Un risultato ancora più straordinario per l’opposizione se si considera che il partito del Congresso ha dovuto superare anche le difficoltà legali Rahul Gandhi, il volto pubblico della coalizione indiana. Mentre Gandhi cercava di rafforzare la sua posizione guidando lunghe marce attraverso l’India, il BJP lo intrappolava in un caso giudiziario che portò alla sua espulsione dal Parlamento. Ganhdi è stato successivamente reintegrato dall’Alta Corte indiana e ora potrà essere rieletto.

I prossimi passi di Modi

Il BJP potrà governare grazie all’impresa di due partiti regionali, che hanno ottenuto ottimi risultati: il Telugu Desam Party, nello stato meridionale dell’Andhra Pradesh, con 16 seggi, e il Janata Dal United nello stato orientale del Bihar , con 12. posti. Entrambi i partiti sono apertamente laiciil che dà agli oppositori di Modi la speranza che la loro influenza possa rallentare la spinta nazionalista del primo ministro.

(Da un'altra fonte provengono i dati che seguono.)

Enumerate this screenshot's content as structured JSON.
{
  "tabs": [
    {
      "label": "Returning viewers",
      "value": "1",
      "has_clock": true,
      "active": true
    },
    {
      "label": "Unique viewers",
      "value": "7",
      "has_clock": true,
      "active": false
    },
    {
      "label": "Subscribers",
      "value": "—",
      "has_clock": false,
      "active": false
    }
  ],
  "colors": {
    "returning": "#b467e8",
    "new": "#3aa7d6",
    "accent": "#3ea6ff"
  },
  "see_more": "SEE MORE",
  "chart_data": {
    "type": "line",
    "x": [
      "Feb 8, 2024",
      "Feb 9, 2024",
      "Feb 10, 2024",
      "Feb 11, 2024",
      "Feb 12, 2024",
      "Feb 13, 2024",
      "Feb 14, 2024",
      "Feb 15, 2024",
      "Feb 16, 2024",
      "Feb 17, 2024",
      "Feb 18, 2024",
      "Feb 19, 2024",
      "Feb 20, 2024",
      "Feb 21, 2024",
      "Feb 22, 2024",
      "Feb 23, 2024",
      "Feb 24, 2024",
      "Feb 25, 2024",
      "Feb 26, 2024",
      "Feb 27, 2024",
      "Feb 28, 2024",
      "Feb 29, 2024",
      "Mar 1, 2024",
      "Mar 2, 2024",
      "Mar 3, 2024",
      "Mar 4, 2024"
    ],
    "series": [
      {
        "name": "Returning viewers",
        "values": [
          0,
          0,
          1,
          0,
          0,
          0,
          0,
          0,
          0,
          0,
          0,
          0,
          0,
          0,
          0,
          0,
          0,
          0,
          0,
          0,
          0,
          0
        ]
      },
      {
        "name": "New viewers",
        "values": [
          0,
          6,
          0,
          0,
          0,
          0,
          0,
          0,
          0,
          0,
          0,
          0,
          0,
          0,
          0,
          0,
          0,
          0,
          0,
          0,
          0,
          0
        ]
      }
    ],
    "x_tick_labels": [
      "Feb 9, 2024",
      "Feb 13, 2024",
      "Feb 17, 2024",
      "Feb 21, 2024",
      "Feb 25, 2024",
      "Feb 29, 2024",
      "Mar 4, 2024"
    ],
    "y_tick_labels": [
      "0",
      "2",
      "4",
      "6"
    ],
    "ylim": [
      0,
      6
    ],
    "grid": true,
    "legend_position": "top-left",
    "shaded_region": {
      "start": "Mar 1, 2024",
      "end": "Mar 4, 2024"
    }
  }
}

Ma oltre al nazionalismo, l’altro problema di Modi è rappresentato daleconomia: una vittoria di misura potrebbe mettere a rischio i piani di crescita previsti intorno all’8%, scrive il quotidiano economico Bloomberg.

Nonostante tutte queste preoccupazioni, Modi si è sforzato di mantenere un atteggiamento positivo, annunciando la sua vittoria intorno alle 16 su X (ex Twitter): “È un’impresa storica nella storia dell’India”, ha scritto. “Con una lettura così generosa del risultato”, scrive il New York Times, “Modi sembra dire che il suo partito è riuscito a superare l’impopolarità a livello locale solo grazie alla sua spinta personale”. Oppure, l’aver accentrato ancora una volta su di sé l’intera campagna elettorale potrebbe significare che anche il “marchio Modi” potrebbe essere giunto al termine. Ma di questo riparleremo alle prossime elezioni.